S’en est suivi un véritable tollé général qui a poussé le Premier ministre Édouard Philippe à annoncer une seconde délibération.

« Il a perçu le sentiment de frustration sur un débat qui n’a pas été assez nourri, pas assez en profondeur, pour un sujet qui n’est pas facile à trancher », a précisé son entourage.

Vendredi soir, à l’issue du second vote, les députés ont confirmé l’exclusion de l’huile de palme des biocarburants dès 2020.

Le gouvernement souhaite la mise en place d’un groupe de travail avec Total

Pour Total, c’est une très mauvaise nouvelle et cela remet en cause la viabilité de la bio raffinerie de La Mède.

« Nous nous sommes engagés dans cet investissement en 2015 en plein accord avec le gouvernement dans un cadre fiscal donné », plaidait Patrick Pouyanné son PDG en septembre dernier.

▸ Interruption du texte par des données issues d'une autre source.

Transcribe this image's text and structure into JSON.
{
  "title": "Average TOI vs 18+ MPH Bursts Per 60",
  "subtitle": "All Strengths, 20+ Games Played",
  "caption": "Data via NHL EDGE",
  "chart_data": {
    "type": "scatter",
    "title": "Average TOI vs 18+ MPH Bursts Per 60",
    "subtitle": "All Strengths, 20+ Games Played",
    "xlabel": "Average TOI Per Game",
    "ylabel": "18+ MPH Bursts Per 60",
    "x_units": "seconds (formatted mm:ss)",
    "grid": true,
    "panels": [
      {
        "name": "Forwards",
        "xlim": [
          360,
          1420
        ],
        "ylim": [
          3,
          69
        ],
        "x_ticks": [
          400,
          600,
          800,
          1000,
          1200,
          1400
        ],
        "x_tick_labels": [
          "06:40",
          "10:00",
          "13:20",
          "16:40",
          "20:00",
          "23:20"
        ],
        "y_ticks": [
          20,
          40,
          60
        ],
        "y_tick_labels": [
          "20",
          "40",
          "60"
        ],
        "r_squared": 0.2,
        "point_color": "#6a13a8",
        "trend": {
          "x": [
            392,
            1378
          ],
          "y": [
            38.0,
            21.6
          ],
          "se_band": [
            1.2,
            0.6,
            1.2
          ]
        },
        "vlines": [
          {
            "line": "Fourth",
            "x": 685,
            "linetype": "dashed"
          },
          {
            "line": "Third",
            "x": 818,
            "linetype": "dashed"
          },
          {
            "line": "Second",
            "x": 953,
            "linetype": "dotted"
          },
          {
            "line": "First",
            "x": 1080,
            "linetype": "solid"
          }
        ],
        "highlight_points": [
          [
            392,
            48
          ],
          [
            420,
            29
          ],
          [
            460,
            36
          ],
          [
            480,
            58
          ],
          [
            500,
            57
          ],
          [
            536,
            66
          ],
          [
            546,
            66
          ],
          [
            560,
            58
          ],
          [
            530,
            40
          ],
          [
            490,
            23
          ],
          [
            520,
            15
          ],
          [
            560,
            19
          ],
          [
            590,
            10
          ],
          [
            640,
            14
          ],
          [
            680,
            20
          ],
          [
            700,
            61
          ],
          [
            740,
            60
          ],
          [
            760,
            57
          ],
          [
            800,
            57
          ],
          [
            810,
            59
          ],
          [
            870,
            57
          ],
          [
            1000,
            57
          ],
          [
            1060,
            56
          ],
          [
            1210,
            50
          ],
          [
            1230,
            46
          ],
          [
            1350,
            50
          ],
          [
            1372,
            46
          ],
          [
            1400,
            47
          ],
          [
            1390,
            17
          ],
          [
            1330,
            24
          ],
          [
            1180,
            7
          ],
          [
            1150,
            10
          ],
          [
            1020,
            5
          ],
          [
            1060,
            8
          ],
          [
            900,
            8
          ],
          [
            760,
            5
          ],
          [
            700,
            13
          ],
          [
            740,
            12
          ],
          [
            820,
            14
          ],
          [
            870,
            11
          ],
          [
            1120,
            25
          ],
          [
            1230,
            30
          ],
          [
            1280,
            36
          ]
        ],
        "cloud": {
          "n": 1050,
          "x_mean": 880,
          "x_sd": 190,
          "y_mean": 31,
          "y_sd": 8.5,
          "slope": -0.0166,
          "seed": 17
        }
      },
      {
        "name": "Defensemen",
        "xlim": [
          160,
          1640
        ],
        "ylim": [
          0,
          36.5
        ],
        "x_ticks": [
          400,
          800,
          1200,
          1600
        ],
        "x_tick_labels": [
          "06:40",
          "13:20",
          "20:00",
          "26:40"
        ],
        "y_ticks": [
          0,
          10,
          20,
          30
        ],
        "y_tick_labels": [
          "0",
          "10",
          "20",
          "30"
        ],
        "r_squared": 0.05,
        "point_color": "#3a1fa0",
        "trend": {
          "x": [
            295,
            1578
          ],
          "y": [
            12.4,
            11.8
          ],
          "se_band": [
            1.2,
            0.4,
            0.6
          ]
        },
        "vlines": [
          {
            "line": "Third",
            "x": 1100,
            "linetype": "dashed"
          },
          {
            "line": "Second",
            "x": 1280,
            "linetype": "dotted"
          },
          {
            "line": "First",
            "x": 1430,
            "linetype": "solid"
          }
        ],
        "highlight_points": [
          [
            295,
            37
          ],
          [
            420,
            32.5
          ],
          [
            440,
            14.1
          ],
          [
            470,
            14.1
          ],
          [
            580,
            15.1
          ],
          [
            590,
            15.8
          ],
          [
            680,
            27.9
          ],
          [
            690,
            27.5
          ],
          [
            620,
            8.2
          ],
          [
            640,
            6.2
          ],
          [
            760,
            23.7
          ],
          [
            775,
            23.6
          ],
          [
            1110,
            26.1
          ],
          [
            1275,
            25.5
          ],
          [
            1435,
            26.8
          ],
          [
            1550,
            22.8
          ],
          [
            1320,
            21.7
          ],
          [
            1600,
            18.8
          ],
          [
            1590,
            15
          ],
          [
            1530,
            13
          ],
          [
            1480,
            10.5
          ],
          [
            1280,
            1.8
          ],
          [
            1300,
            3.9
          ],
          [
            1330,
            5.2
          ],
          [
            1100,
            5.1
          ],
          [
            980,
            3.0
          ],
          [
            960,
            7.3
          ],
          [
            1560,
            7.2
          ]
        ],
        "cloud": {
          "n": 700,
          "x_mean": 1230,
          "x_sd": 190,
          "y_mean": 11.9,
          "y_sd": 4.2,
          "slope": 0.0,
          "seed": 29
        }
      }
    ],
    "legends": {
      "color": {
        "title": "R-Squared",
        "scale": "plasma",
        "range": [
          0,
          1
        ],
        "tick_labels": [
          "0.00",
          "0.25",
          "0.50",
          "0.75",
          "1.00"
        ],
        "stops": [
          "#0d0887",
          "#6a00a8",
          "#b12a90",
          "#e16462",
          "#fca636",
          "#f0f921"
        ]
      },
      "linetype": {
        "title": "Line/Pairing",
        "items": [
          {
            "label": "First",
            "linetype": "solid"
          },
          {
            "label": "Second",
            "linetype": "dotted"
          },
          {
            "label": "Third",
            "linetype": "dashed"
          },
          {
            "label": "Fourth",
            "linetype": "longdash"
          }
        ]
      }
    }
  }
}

Le gouvernement a entamé des négociations avec l’entreprise et veut mettre en place un groupe de travail pour envisager une solution limitant les dégâts pour l’entreprise pétrolière.

« Ce que dit l’entreprise c’est qu’elle veut un délai pour adapter ses pratiques. Je crois qu’il faut qu’on regarde avec elle si c’est possible d’acheter de l’huile de palme qui ne déforeste pas », a déclaré la secrétaire d’État à la Transition écologique Emmanuelle Wargon sur CNews lundi. « Il y a des certifications sur ces produits comme sur d’autres, données par des ONG, par des organisations internationales. On a donc dit qu’on allait ouvrir un groupe de travail avec l’entreprise pour voir si c’est possible, mais en tout cas pour moi le signal est clair : “pas de signal à la déforestation” », a-t-elle continué.

Toutefois, pour les associations de protection de l’environnement, cela indique que la bataille n’est pas terminée. Elles soulignent en effet la complexité (l’impossibilité ?) de réellement se fournir en huile de palme produite dans des conditions durables et éthiques et dénoncent la fiabilité limitée des labels écocertifiants.